Collaboration with local governments in 2020 had helped set up eight treatment facilities, increasing the annual treatment capacity by 300,000 metric tons. By November 2020, there were 190 such facilities with a combined annual capacity reaching 9.12 million metric tons. The EPA will strive for a balance between supply and demand and reasonable pricing in the waste clearance market by continuing to ask the MOEA and other agencies to make available unused land, helping set up other treatment facilities and increase treatment capacities.


A set of guidelines for treatment facilities on regular sludge treatment permits has been announced as a reference for competent authorities to handle and evaluate documents from sludge treatment facilities when they apply for treatment permits. The final goal is to raise the competent authorities’ evaluation standards on applications for waste treatment permits.


D. Capacity check-up and improvement strategies


The EPA is strengthening collection and statistic research of baseline data by continually taking inventory of industrial wastes. In 2020, 44,304 waste source enterprises of the announced industries registered the waste they produced, which amounted to 20.03 million metric tons.
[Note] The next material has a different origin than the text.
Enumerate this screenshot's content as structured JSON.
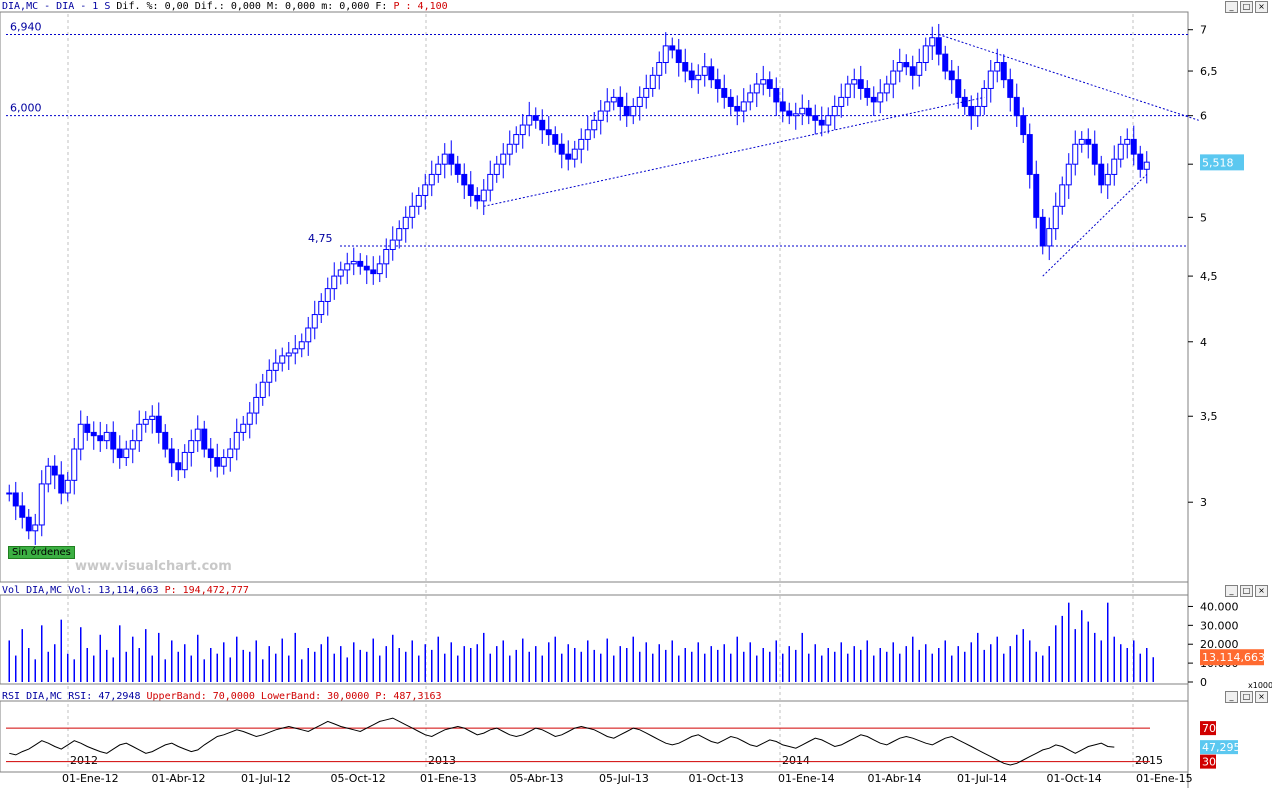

More than 92% of that was regular industrial wastes (18.5 metric tons), and 7.61% was harmful (1.53 metric tons). Flow tracking registration shows reuse as the most significant secondary usages, where 16.94 metric tons (84.58%) of industrial wastes were repurposed.


The promotion of transforming flammable industrial wastes into energy, resources, and fuels was also carried out in 2020. Flammable organic wastes like waste plastics, fibers (fabrics), and paper mixtures are turned into solid renewable fuels (SRF) for boilers. Meanwhile, the EPA is searching existing industrial boilers and cement kilns to use these SRFs as alternative fuels and helping enterprises set up specialized furnaces or equipment.